Las opciones eran pocas, pocas por no decir ninguna; o Aurora volvía con Clemente o ambas se fugaban juntas y, por supuesto, la primera opción quedaba descartada por completo. Aurora no podía volver con aquel hombre terco y persuasivo que sonreía con cinismo para ignorar cualquier argumento que fuera en contra de su propósito. Celia, que no parecía estar muy de acuerdo con la opción de huir a otro país como Aurora proponía, terminó accediendo al no conseguir encontrar una solución menos drástica. Huirían juntas, lo prepararían todo para marcharse inmediatamente, solo necesitaban algo de tiempo y la única salida que le quedó a Celia fue mentir a Clemente sobre el embarazo de su esposa para que no se la llevase a Cáceres como pretendía pero, las noticias que llagaban desde el hospital eran cada vez mas desalentadoras y Aurora comprendió que deberían esperar un poco aunque eso implicase seguir soportando a Clemente quien parecía haberse propuesto ser el marido perfecto que nadie le había pedido que fuera.

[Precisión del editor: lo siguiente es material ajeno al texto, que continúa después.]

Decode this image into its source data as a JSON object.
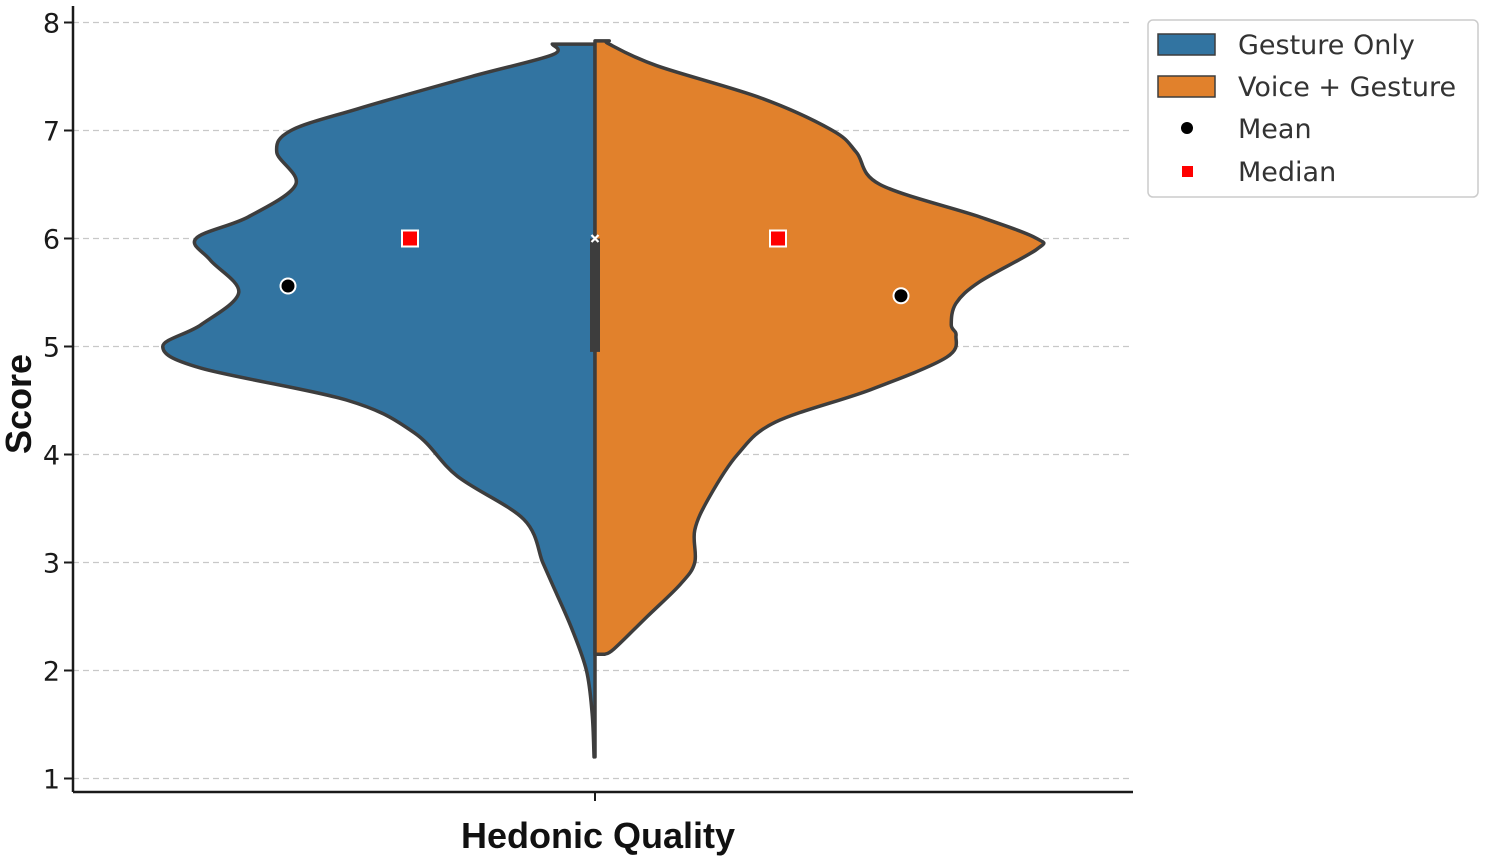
{
  "chart_data": {
    "type": "violin",
    "title": "",
    "xlabel": "Hedonic Quality",
    "ylabel": "Score",
    "categories": [
      "Hedonic Quality"
    ],
    "ylim": [
      1,
      8
    ],
    "yticks": [
      1,
      2,
      3,
      4,
      5,
      6,
      7,
      8
    ],
    "ytick_labels": [
      "1",
      "2",
      "3",
      "4",
      "5",
      "6",
      "7",
      "8"
    ],
    "grid": "horizontal dashed",
    "split": true,
    "series": [
      {
        "name": "Gesture Only",
        "side": "left",
        "color": "#3274a1",
        "mean": 5.56,
        "median": 6.0,
        "min": 1.2,
        "max": 7.8,
        "density_profile": [
          [
            1.2,
            0.002
          ],
          [
            1.6,
            0.006
          ],
          [
            2.0,
            0.018
          ],
          [
            2.4,
            0.05
          ],
          [
            2.8,
            0.09
          ],
          [
            3.0,
            0.11
          ],
          [
            3.4,
            0.15
          ],
          [
            3.8,
            0.29
          ],
          [
            4.2,
            0.38
          ],
          [
            4.5,
            0.52
          ],
          [
            4.8,
            0.83
          ],
          [
            5.0,
            0.91
          ],
          [
            5.2,
            0.83
          ],
          [
            5.5,
            0.75
          ],
          [
            5.8,
            0.81
          ],
          [
            6.0,
            0.84
          ],
          [
            6.2,
            0.73
          ],
          [
            6.5,
            0.63
          ],
          [
            6.8,
            0.67
          ],
          [
            7.0,
            0.64
          ],
          [
            7.2,
            0.5
          ],
          [
            7.5,
            0.26
          ],
          [
            7.7,
            0.09
          ],
          [
            7.8,
            0.09
          ]
        ]
      },
      {
        "name": "Voice + Gesture",
        "side": "right",
        "color": "#e1812c",
        "mean": 5.47,
        "median": 6.0,
        "min": 2.15,
        "max": 7.83,
        "density_profile": [
          [
            2.15,
            0.02
          ],
          [
            2.2,
            0.04
          ],
          [
            2.5,
            0.11
          ],
          [
            2.8,
            0.18
          ],
          [
            3.0,
            0.21
          ],
          [
            3.3,
            0.21
          ],
          [
            3.6,
            0.24
          ],
          [
            4.0,
            0.3
          ],
          [
            4.3,
            0.38
          ],
          [
            4.6,
            0.58
          ],
          [
            4.9,
            0.74
          ],
          [
            5.1,
            0.76
          ],
          [
            5.2,
            0.75
          ],
          [
            5.4,
            0.76
          ],
          [
            5.6,
            0.81
          ],
          [
            5.9,
            0.93
          ],
          [
            6.0,
            0.93
          ],
          [
            6.2,
            0.81
          ],
          [
            6.5,
            0.6
          ],
          [
            6.8,
            0.55
          ],
          [
            7.0,
            0.5
          ],
          [
            7.3,
            0.35
          ],
          [
            7.6,
            0.13
          ],
          [
            7.8,
            0.03
          ],
          [
            7.83,
            0.03
          ]
        ]
      }
    ],
    "box": {
      "q1": 4.95,
      "q3": 6.0,
      "median": 6.0
    },
    "legend": {
      "position": "top-right",
      "entries": [
        {
          "label": "Gesture Only",
          "marker": "patch",
          "color": "#3274a1"
        },
        {
          "label": "Voice + Gesture",
          "marker": "patch",
          "color": "#e1812c"
        },
        {
          "label": "Mean",
          "marker": "circle",
          "color": "#000000"
        },
        {
          "label": "Median",
          "marker": "square",
          "color": "#ff0000"
        }
      ]
    }
  }
}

Aurora, había preparado aquella cena aunque no tenían nada que celebrar porque sabía que Celia seguía preocupada por el estado de su hermana a pesar de que las noticias habían ido mejorando a lo largo del día. La había preparado porque había conseguido que Clemente se fuera a su hotel en Madrid antes de lo que él tenía previsto, porque hacía dos días que las únicas caricias que recibía eran las de ese hombre que parecía no comprender que con ellas, no demostraba amor si no posesión, que no era capaz de comprender que Aurora había vuelto a ser libre y, que en tal caso, si tenía que ser de alguien, era de Celia. De sus manos suaves, de su sonrisa sincera, de esa voz dulce y aterciopelada que le acariciaba el alma con cada te quiero, de su forma de mirarla, de desnudarla, de amarla, tan sincera y pura que a su lado cualquier cosa parecía posible, que le hacía soñar despierta, que nunca meditaba ningún beso y que todo cuanto esperaba de ella era que fuera quien quisiera ser.
Ambas sabían que el futuro era incierto, que nada parecía estar a su favor, que hasta que a Celia no le concedieran el traslado no podrían irse y, que aún concediéndoselo de inmediato, debían esperar a que Blanca estuviera mejor. Sabían que Clemente seguiría insistiendo, que las probabilidades de que desapareciera de sus vidas ahora que sabía donde estaba su mujer eran nulas, que Aurora tendría que fingir haber recapacitado y que Celia tendría que resignarse a ser la amiga que no era. Sabían que en lo idílico de su sueño se habían colado algunos monstruos, que eran poderosos y difíciles de vencer, pero tenían algo a su favor que ellos desconocían; el tiempo las había convertido guerreras y estaban más que dispuestas a despertarse para luchar, a despertarse para ganar y volver a esa quimera en la que nada, ni nadie debería haber interferido.